14ymedio, Luz Escobar, Havana, 26 November 2020 — One week after the start of the hunger strike at the headquarters of the San Isidro Movement to demand freedom for Denis Solís, sentenced to eight months in a summary trial for an alleged crime of contempt, signs of solidarity continue to arrive via the activists of many influential voices in the art world.
One of the most recent voices to join has been that of singer-songwriter Carlos Varela, who in a post published on his Facebook wall expressed his concern about the hunger strikes that several of the activists are continuing: “If I don’t write these words, I would be denying myself and my story. ”
“I don’t know any of the San Isidro kids personally, but that’s not what matters today. Any human being who is willing to die for a cause, whatever it may be, deserves to be listened to with respect. I am human, so don’t ask me to look the other way. I will not be complicit in the silence of the choir,” he wrote.
He said that several decades ago, “when those kids from San Isidro were only children or had not been born,” he went through something similar. “They wanted to turn me off too, erase me, marginalize me, censor me and, like a large part of my generation who could not bear the pressure, invite me to leave Cuba.”
For the musician, a member of the so-called Cuban Nueva Trova it is time to sit down and talk, because “people from San Isidro are also part of this country,” while denouncing the acts of repudiation as “infamous gestures” that are “a national shame.”
“When will William Tell’s grandchildren be heard? ” he wondered, paraphrasing his most popular song.
“A good part of my songs were born, surrounded by threats and conjectures, in the warmth of censorship and the silence of others. When will William Tell’s grandchildren be heard?” he asked himself, paraphrasing his most popular song, written at the end of the eighties and dedicated to the generation that fled the island en masse during that decade.
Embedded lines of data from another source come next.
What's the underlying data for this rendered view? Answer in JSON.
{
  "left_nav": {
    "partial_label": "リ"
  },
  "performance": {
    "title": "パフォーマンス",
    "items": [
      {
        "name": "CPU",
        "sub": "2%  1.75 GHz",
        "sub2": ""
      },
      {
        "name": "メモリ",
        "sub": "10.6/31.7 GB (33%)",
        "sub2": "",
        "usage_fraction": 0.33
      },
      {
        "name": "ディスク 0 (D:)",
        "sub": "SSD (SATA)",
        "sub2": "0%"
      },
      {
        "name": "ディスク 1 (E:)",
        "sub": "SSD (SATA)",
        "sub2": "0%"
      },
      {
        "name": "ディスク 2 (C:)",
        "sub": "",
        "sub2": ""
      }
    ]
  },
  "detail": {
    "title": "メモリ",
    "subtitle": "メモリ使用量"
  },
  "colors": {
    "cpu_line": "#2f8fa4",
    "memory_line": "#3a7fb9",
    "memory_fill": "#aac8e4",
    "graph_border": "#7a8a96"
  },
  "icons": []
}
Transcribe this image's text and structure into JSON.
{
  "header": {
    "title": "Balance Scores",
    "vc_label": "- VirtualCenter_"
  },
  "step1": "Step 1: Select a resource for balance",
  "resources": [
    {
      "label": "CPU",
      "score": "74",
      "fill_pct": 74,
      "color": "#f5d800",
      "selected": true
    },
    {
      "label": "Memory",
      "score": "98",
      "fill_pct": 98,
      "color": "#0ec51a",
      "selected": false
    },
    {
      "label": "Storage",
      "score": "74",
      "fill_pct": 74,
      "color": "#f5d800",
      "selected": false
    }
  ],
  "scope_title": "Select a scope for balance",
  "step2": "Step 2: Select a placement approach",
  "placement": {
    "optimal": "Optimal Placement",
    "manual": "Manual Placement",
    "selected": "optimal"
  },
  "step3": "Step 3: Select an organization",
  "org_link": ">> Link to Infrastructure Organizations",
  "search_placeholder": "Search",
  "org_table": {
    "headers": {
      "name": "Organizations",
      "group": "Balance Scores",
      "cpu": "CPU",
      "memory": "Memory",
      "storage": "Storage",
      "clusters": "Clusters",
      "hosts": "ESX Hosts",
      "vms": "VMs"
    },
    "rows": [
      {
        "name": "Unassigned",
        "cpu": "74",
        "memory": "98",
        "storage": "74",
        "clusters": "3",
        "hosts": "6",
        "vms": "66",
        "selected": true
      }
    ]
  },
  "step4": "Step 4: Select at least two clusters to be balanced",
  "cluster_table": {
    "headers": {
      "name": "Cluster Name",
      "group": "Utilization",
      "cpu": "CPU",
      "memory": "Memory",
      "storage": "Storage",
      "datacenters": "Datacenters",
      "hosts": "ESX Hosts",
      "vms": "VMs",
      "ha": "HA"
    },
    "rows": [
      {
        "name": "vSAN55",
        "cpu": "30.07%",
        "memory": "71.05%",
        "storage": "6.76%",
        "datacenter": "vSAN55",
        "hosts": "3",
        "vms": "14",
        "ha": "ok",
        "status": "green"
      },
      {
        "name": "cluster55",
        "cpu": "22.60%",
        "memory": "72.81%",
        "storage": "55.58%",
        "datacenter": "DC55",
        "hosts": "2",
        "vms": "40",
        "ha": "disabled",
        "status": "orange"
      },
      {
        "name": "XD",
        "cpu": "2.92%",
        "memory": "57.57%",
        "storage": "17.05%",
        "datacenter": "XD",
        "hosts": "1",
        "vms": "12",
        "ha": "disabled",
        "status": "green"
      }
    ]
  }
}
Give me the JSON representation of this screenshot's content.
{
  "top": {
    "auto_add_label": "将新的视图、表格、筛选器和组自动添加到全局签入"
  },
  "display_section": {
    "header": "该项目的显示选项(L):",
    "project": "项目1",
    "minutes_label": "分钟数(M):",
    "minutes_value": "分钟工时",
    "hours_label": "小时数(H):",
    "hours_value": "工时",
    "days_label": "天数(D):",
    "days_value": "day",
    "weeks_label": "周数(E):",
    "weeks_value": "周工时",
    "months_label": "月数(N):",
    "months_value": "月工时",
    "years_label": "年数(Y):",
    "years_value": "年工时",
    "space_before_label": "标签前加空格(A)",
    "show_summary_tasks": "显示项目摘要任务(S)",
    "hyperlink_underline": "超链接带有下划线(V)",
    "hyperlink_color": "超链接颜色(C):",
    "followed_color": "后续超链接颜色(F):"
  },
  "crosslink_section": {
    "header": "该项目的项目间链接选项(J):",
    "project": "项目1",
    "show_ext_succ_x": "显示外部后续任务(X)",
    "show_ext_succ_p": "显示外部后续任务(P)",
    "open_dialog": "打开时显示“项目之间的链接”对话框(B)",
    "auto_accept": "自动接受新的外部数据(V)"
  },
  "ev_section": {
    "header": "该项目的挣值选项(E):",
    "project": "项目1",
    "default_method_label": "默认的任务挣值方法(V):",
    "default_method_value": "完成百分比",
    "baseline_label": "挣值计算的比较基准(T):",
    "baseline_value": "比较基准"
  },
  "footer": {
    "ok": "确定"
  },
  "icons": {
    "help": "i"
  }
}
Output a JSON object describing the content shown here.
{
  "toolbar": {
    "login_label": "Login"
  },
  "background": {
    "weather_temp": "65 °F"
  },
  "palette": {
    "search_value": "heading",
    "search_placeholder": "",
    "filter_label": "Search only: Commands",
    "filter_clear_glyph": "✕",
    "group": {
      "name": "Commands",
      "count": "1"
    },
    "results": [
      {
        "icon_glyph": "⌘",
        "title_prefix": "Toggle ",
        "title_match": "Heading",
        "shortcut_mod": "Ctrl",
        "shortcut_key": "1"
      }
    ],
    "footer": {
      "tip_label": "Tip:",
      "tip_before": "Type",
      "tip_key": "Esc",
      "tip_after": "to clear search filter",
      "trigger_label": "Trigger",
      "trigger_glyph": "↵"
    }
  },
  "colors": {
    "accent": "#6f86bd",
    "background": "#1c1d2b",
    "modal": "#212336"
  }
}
Another of the voices that publicly joined in to support the San Isidro Movement was that of singer Leoni Torres, who published on his social networks the need to express his feelings “about what is happening with the MSI youth group.”
“It pains me to think that after so many years we are still unable to dialogue and that hatred continues to prevail. Cuba belongs to everyone. Ideas do not have to be identical; we do not have to think the same. It is everyone’s right to be able to express themselves freely without being punished,” he said.
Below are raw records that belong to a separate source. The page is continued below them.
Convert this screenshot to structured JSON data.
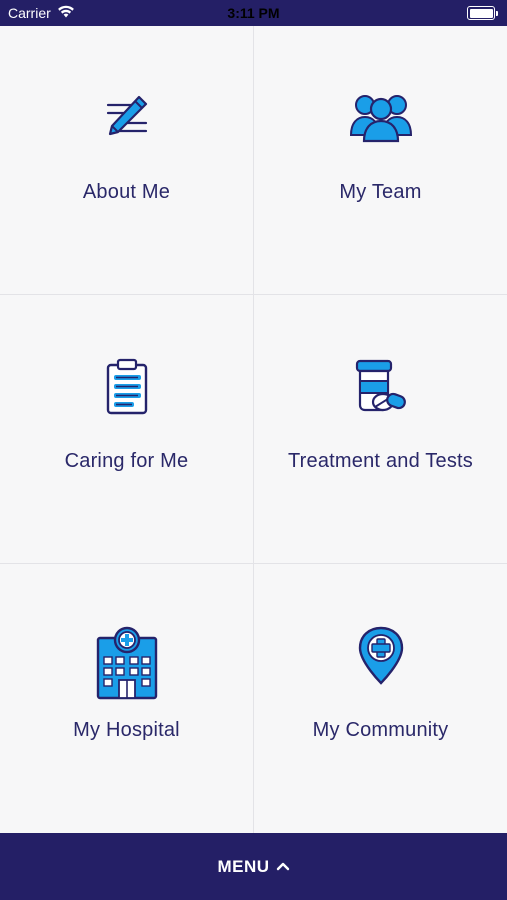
{
  "status_bar": {
    "carrier": "Carrier",
    "time": "3:11 PM"
  },
  "tiles": [
    {
      "label": "About Me",
      "icon": "pencil-notes-icon"
    },
    {
      "label": "My Team",
      "icon": "team-people-icon"
    },
    {
      "label": "Caring for Me",
      "icon": "clipboard-icon"
    },
    {
      "label": "Treatment and Tests",
      "icon": "pill-bottle-icon"
    },
    {
      "label": "My Hospital",
      "icon": "hospital-building-icon"
    },
    {
      "label": "My Community",
      "icon": "location-cross-icon"
    }
  ],
  "menu": {
    "label": "MENU",
    "icon": "chevron-up-icon"
  },
  "colors": {
    "navy": "#241f66",
    "label_text": "#2a2869",
    "icon_blue": "#1a9ee8",
    "icon_outline": "#25236b",
    "background": "#f7f7f8"
  }
}
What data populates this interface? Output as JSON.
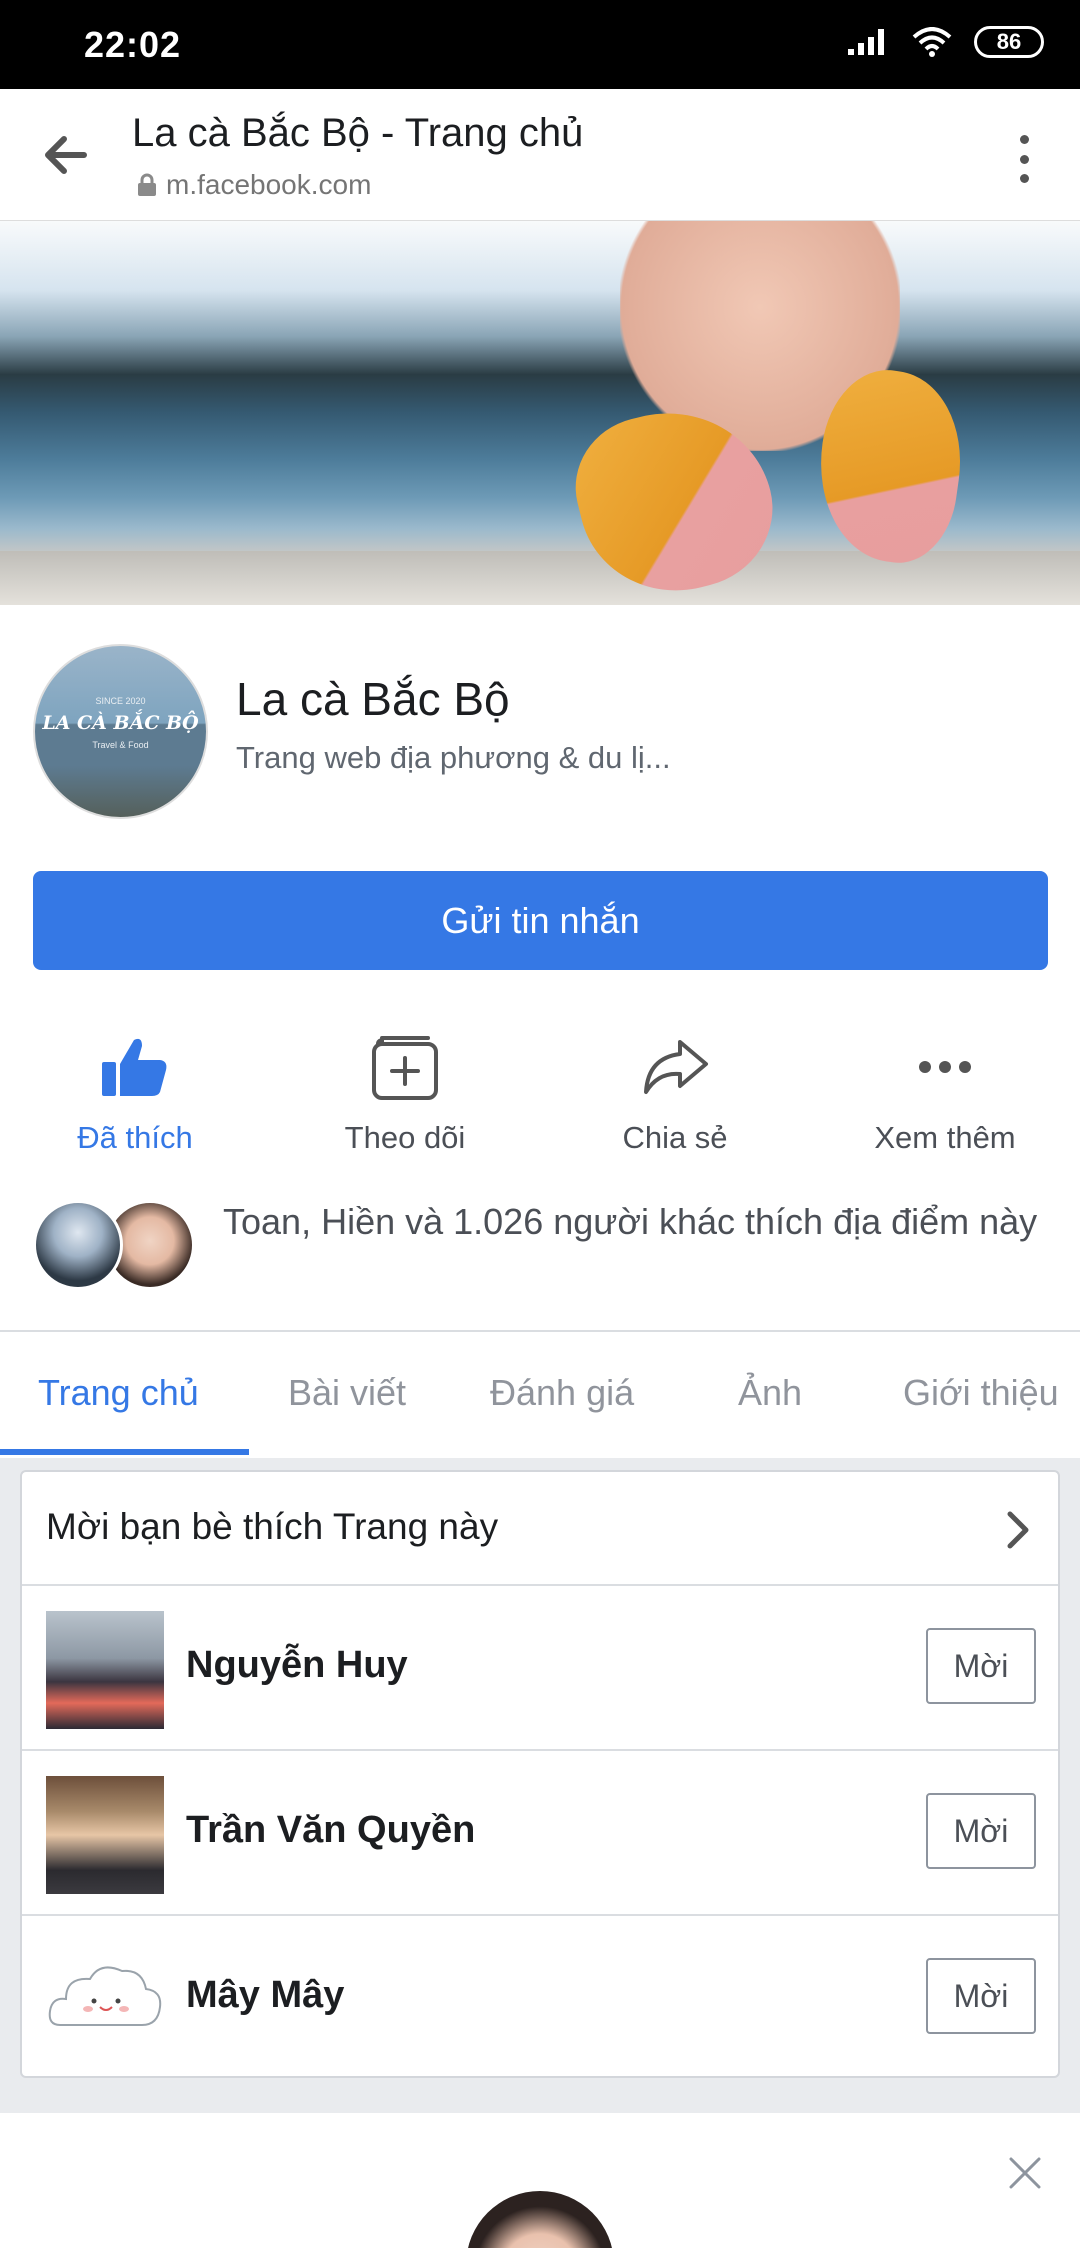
{
  "status_bar": {
    "time": "22:02",
    "battery": "86"
  },
  "browser": {
    "title": "La cà Bắc Bộ - Trang chủ",
    "url": "m.facebook.com"
  },
  "profile": {
    "name": "La cà Bắc Bộ",
    "category": "Trang web địa phương & du lị...",
    "avatar_text": "LA CÀ BẮC BỘ",
    "avatar_since": "SINCE 2020",
    "avatar_sub": "Travel & Food"
  },
  "message_button": "Gửi tin nhắn",
  "actions": [
    {
      "label": "Đã thích",
      "icon": "like-icon",
      "active": true
    },
    {
      "label": "Theo dõi",
      "icon": "follow-icon",
      "active": false
    },
    {
      "label": "Chia sẻ",
      "icon": "share-icon",
      "active": false
    },
    {
      "label": "Xem thêm",
      "icon": "more-icon",
      "active": false
    }
  ],
  "likes_text": "Toan, Hiền và 1.026 người khác thích địa điểm này",
  "tabs": [
    {
      "label": "Trang chủ",
      "active": true
    },
    {
      "label": "Bài viết",
      "active": false
    },
    {
      "label": "Đánh giá",
      "active": false
    },
    {
      "label": "Ảnh",
      "active": false
    },
    {
      "label": "Giới thiệu",
      "active": false
    }
  ],
  "invite": {
    "title": "Mời bạn bè thích Trang này",
    "friends": [
      {
        "name": "Nguyễn Huy",
        "button": "Mời"
      },
      {
        "name": "Trần Văn Quyền",
        "button": "Mời"
      },
      {
        "name": "Mây Mây",
        "button": "Mời"
      }
    ]
  },
  "colors": {
    "accent": "#3578e5",
    "text": "#1c1e21",
    "secondary": "#606770",
    "background": "#e9ebee"
  }
}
Meanwhile, at the headquarters of the group, located on Damas Street in Old Havana, there is no news at this time on the health of the strikers.
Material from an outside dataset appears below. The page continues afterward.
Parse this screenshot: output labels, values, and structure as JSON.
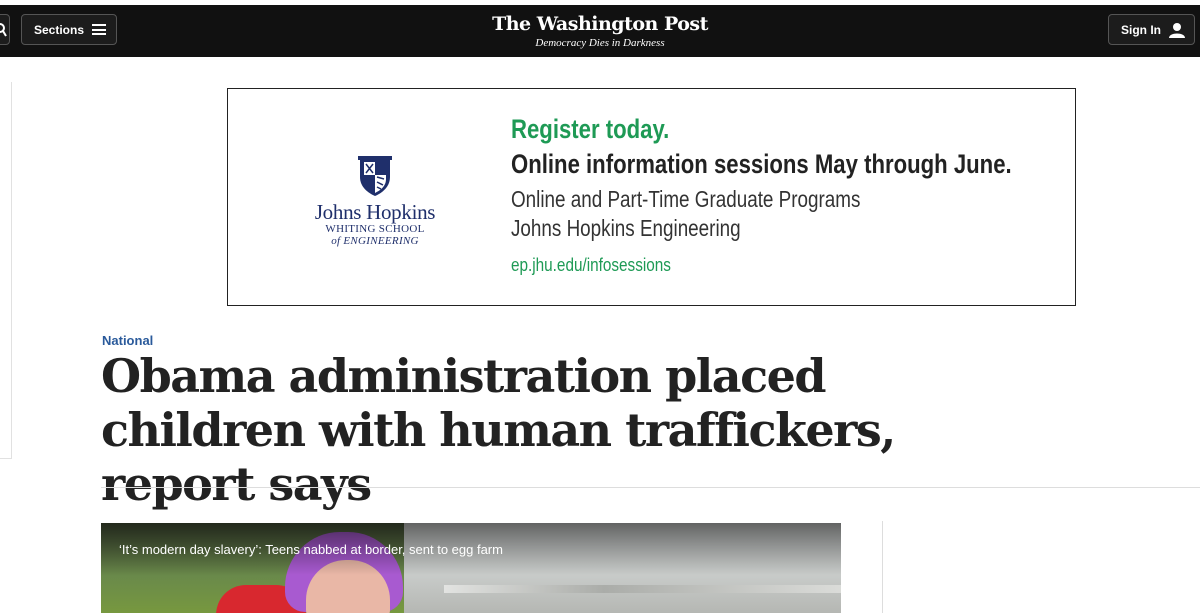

Carlos Manuel Álvarez, director of the magazine El Estornudo, (The Sneeze) who, after returning to Cuba from New York this Wednesday joined the 13 activists who have remained inside the building since last November 16th, denounced Thursday a possible Government maneuver to get him out of San Isidro.
Carlos Manuel Álvarez, director of the magazine El Estornudo denounced Thursday a possible Government maneuver to get him out of San Isidro.
According to a live broadcast, on Wednesday night, Health authorities called his friend Mónica Baró, whose address he had given to authorities at José Martí Airport upon arrival in Cuba, to tell her that the PCR COVID-19 rapid test they performed when he entered the country, compulsory for all international travelers, “had showed altered results.”
Perhaps they could not communicate directly with him, he recalled, because his telephone number, which he provided to officials on the immigration health form, was being blocked.
Baró was warned that Álvarez should go to a health center in Miramar before midnight this Wednesday to repeat the exam because, otherwise, they would go look for him at San Isidro. “I did not do what was requested, so it is likely that this second option will happen at some point,” said the journalist.
“It seems to me that behind a medical excuse there is political manipulation to get me out of here,” he argued, in addition to insisting that before traveling to Cuba his PCR test was negative, so “there is less risk of me spreading the virus than the tourists who traveled on the flight.”
“I’m not going to get out of here or give in to such crudely orchestrated pressures,” he said. “I am willing to do a PCR again but under certain conditions because the bond of trust with the Cuban state has been completely broken.” And he explained that he cannot trust a political power whose propaganda apparatus tells “lies and defamations,” such as he has had “contact with international terrorists from Miami,” that “he is a “CIA agent” or that he is “violating the isolation that is imposed on residents or tourists who arrive in Cuba from abroad.”
Thus, the conditions that Álvarez is demanding to take another PCR test is that health personnel go directly to Damas Street #955, specifically accompanied “by my mother or my father because they are both doctors and they know exactly what the procedure is.”